What was happening in North America when |
Shakespeare was born in 1564, a year before the Spanish established a settlement at St. Augustine, Florida. During his lifetime, a number of small European and English settlements were founded in what is now Canada and the United States, but Native Americans still made up almost the entire population of North America. European and English explorers also continued their journeys in the Americas during Shakespeare’s lifetime.
In the 1590s, Shakespeare achieved his first major professional successes as a published poet and a playwright in London. In the same decade, Sir Walter Raleigh established temporary English settlements at Roanoke in the Virginia Colony, named for the Virgin Queen, Elizabeth I.

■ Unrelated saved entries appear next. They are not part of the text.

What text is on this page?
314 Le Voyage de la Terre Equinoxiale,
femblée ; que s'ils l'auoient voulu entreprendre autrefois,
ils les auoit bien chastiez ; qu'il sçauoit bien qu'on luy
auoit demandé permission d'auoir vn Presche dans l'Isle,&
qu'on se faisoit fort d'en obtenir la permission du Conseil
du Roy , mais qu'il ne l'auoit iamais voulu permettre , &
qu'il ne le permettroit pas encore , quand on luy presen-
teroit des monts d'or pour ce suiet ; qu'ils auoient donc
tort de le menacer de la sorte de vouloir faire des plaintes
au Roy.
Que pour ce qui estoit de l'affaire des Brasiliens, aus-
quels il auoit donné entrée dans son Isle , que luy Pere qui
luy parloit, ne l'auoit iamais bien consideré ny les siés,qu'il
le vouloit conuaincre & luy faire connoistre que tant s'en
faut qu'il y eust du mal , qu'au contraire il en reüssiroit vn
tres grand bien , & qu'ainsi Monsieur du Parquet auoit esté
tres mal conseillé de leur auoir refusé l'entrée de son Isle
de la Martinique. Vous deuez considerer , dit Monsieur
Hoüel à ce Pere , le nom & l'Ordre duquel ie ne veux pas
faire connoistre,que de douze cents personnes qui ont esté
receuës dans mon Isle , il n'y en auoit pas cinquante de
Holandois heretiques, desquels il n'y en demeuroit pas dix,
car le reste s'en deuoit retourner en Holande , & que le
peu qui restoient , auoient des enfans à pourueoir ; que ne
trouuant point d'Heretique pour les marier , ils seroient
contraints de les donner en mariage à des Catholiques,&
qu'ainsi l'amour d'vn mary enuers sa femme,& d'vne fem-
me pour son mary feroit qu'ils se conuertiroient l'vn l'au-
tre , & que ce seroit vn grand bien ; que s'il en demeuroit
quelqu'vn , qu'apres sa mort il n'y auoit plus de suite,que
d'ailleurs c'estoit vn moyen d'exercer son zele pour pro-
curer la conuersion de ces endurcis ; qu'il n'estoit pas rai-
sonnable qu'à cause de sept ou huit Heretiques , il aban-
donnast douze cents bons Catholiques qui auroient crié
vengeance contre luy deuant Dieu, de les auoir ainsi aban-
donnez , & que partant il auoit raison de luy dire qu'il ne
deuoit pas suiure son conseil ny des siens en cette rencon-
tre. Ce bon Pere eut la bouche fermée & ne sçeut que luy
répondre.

During the early 1600s, Shakespeare’s many new plays included Macbeth, a play that was set in Scotland to honor the new English king, James I, who was also king of Scotland. In 1607, English colonists in Virginia established Jamestown, named for the king, the first permanent English settlement in North America. Other European outposts also were founded at about this time, including a 1607 Spanish settlement that became Santa Fe, New Mexico, and a 1608 French settlement at Quebec City in what is now Canada.
Shakespeare died in 1616. By then, Dutch colonists had just established a fort where Albany, New York, is now located. It would be another four years, however, before pilgrims sailing from England on the Mayflower landed at Plymouth in 1620.